Why we ran it: To see if a utility vehicle can also be an endearing everyday vehicle
Life with a Toyota Land Cruiser: Month 12
You really get under a car’s skin after a 38,000-mile year. So what’s the verdict? - 25th September 2019
I know there’s a new Land Rover Defender, and very nice it is too (or isn’t, depending on your outlook), but spare a thought for the forgotten 4x4, won’t you?
The Toyota Land Cruiser 3dr does what a new Defender 90 will do – perhaps more, perhaps less – and, while it’s at it, costs a lot less money and looks a lot more like Wile E Coyote’s head. Yet nobody seems to care about it like they do the Defender. I do. I’ve been running a Land Cruiser since this time last year.
This grey one, in very base Utility specification, at £33,995 plus only metallic paint, arrived from Toyota with just over 150 miles on the clock and has just returned to its maker (sob, sniff, etc) 38,000 miles later. All but 2000 of those have been added by me. I’ve driven more miles in this Land Cruiser than I have in probably any other car, ever; maybe excepting my own Land Rover Defender, which I’ve owned for seven years.
One of the reasons is simple: I’ve had a lot of places to go. But the other reason is that the Land Cruiser has slipped into my life so completely painlessly that, even for a car with big intentions and capabilities when it comes to off-roading, it’s actually a very straightforward family/ commuter car.

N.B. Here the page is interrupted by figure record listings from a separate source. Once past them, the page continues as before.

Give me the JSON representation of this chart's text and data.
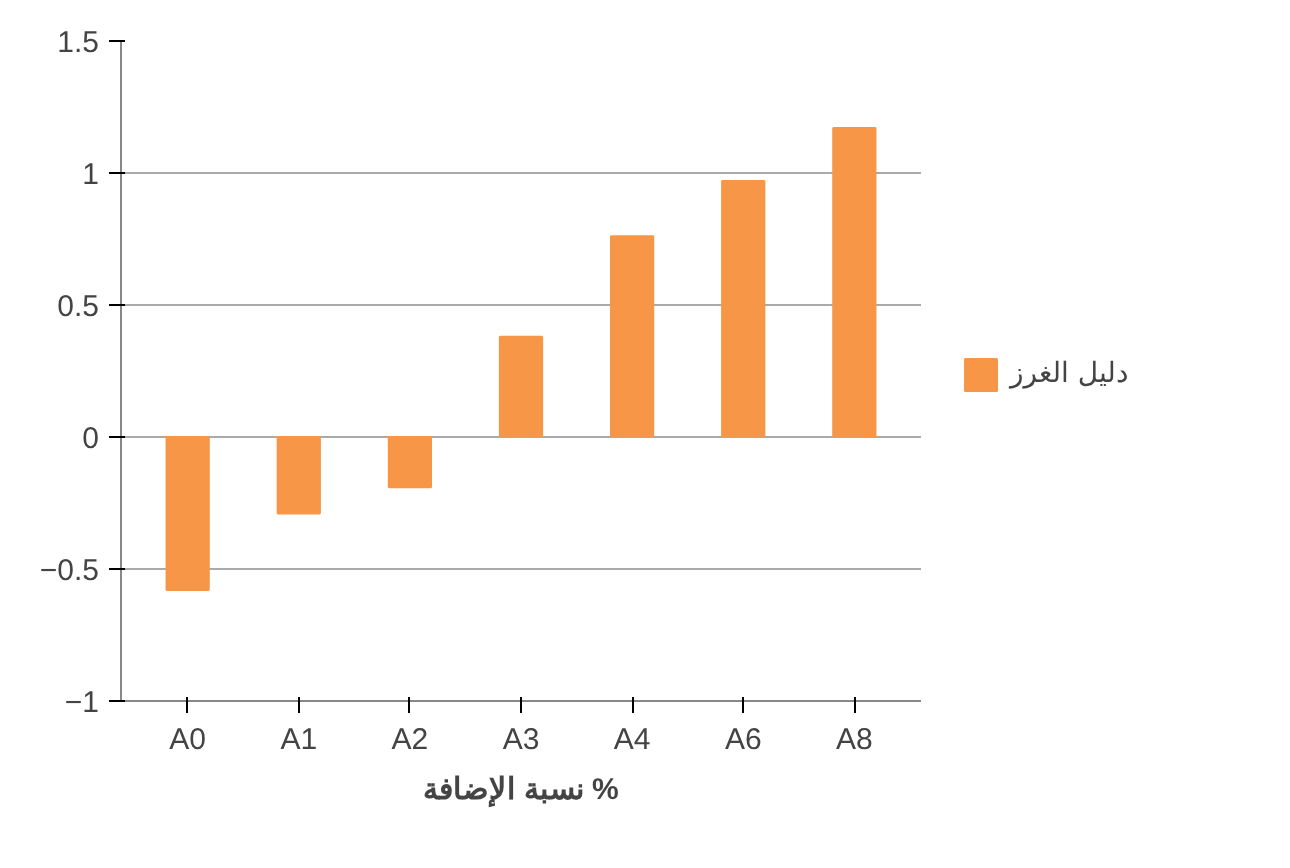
{
  "chart_data": {
    "type": "bar",
    "xlabel": "نسبة الإضافة %",
    "categories": [
      "A0",
      "A1",
      "A2",
      "A3",
      "A4",
      "A6",
      "A8"
    ],
    "series": [
      {
        "name": "دليل الغرز",
        "color": "#f79646",
        "values": [
          -0.58,
          -0.29,
          -0.19,
          0.38,
          0.76,
          0.97,
          1.17
        ]
      }
    ],
    "ylim": [
      -1,
      1.5
    ],
    "yticks": [
      -1,
      -0.5,
      0,
      0.5,
      1,
      1.5
    ],
    "grid": "y",
    "legend": "right"
  }
}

Let’s cover the everyday stuff first, then. The Toyota has five seats, good head and leg room in all, and the rear seat backs can be reclined. You can fit a good amount of luggage behind them in position – 380 litres – but they split and tumble forward to leave a decent cargo area, albeit with a high load height because of the offroad credentials and with a rear door that opens sideways, not upwards, because the rear door can be a spare wheel carrier. The rear window hinges up separately.